A host species-informative internal control for molecular assessment of African swine fever virus infection rates in the African sylvatic cycle Ornithodoros vector


Dr A. D. S. Bastos, Department of Zoology and Entomology, Mammal Research Institute, University of Pretoria, Pretoria 0002, South Africa. Tel.: +27 12 420 4612; fax: +27 12 362 5242; e-mail: ADBastos@zoology.up.ac.za


African swine fever virus (ASFV) infection in adult Ornithodoros porcinus (Murry 1877, sensuWalton 1979) ticks collected from warthog burrows in southern and East Africa was assessed using a duplex genomic amplification approach that is informative with respect to the invertebrate host species and infecting sylvatic cycle virus.

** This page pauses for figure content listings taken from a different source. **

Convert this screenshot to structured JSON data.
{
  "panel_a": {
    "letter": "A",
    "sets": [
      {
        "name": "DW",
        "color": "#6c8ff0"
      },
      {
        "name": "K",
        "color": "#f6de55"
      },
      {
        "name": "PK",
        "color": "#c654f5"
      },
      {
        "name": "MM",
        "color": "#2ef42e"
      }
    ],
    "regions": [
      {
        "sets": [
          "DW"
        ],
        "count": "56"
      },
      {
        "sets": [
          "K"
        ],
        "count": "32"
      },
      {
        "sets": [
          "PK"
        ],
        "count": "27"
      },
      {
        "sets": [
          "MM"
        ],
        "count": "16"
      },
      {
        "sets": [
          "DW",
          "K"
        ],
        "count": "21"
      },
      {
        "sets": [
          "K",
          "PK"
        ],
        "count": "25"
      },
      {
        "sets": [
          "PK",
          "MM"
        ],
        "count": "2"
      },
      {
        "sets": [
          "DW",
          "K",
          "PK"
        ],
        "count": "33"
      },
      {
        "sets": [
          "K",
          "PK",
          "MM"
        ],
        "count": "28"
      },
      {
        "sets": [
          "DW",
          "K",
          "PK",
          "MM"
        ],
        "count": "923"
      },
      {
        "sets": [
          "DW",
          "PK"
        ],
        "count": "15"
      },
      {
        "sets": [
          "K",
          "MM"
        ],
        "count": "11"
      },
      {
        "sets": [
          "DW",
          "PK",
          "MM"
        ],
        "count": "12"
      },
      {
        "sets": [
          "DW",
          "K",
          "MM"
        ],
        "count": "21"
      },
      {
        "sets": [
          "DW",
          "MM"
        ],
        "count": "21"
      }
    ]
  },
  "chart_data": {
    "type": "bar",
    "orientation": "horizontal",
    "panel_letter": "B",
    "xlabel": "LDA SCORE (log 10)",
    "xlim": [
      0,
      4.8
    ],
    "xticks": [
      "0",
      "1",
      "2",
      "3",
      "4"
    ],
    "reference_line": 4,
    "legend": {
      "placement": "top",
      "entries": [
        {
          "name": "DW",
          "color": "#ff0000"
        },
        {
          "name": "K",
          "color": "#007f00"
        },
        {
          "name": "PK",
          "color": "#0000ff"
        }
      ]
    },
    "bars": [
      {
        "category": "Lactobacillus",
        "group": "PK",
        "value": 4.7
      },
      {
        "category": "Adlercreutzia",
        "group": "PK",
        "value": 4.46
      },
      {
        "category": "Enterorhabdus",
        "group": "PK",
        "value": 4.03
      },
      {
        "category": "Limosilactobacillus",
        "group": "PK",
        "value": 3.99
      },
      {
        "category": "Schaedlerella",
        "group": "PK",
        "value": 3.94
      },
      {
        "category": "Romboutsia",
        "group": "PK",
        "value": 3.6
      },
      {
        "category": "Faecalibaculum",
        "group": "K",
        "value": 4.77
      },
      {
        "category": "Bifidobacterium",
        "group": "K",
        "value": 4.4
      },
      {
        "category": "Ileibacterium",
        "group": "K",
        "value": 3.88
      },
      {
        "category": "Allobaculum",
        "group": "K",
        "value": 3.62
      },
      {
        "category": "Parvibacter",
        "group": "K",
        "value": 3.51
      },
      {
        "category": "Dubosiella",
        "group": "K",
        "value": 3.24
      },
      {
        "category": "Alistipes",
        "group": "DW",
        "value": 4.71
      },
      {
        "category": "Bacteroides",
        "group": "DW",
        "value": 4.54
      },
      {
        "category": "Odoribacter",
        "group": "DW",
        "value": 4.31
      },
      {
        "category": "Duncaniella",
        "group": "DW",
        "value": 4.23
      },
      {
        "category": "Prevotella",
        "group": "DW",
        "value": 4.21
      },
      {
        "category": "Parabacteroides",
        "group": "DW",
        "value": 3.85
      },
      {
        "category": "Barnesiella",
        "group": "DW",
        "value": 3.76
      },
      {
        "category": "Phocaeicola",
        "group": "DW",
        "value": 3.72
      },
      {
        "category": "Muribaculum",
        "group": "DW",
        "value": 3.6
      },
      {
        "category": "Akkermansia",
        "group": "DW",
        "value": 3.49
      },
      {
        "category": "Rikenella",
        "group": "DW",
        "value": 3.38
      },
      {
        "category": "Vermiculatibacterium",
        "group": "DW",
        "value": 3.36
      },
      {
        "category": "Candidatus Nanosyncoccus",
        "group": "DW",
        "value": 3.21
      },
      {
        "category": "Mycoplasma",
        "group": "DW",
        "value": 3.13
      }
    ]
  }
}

DNA extracted from individual ticks was used as template for the simultaneous amplification of a C-terminal 478-bp ASFV p72 gene region and a ∼313-bp fragment of the tick mitochondrial 16S rRNA gene, under optimized reaction conditions. Within-warthog burrow infection rates ranged from 0% to 43% using this approach, and phylogenetic analysis of 16S gene sequences revealed the presence of three geographically discrete O. porcinus lineages, but no support for subspecies recognition. False negatives are precluded by the inclusion of host species-informative primers that ensure the DNA integrity of cytoplasmically located genome extracts. In addition, infection rate estimates are further improved as false positives arising from carry-over contamination when performing a two-step nested polymerase chain reaction are negated by the one-step approach. Phylogenetic comparison of full-length virus gene sequences with the partial C-terminal p72 gene target confirmed the epidemiological utility of the latter in a sylvatic setting. The method is therefore of particular value in studies assessing the prevalence and diversity of ASFV in relation to the African sylvatic tick vector and holds potential for investigating the role of alternative tick species in virus maintenance and transmission.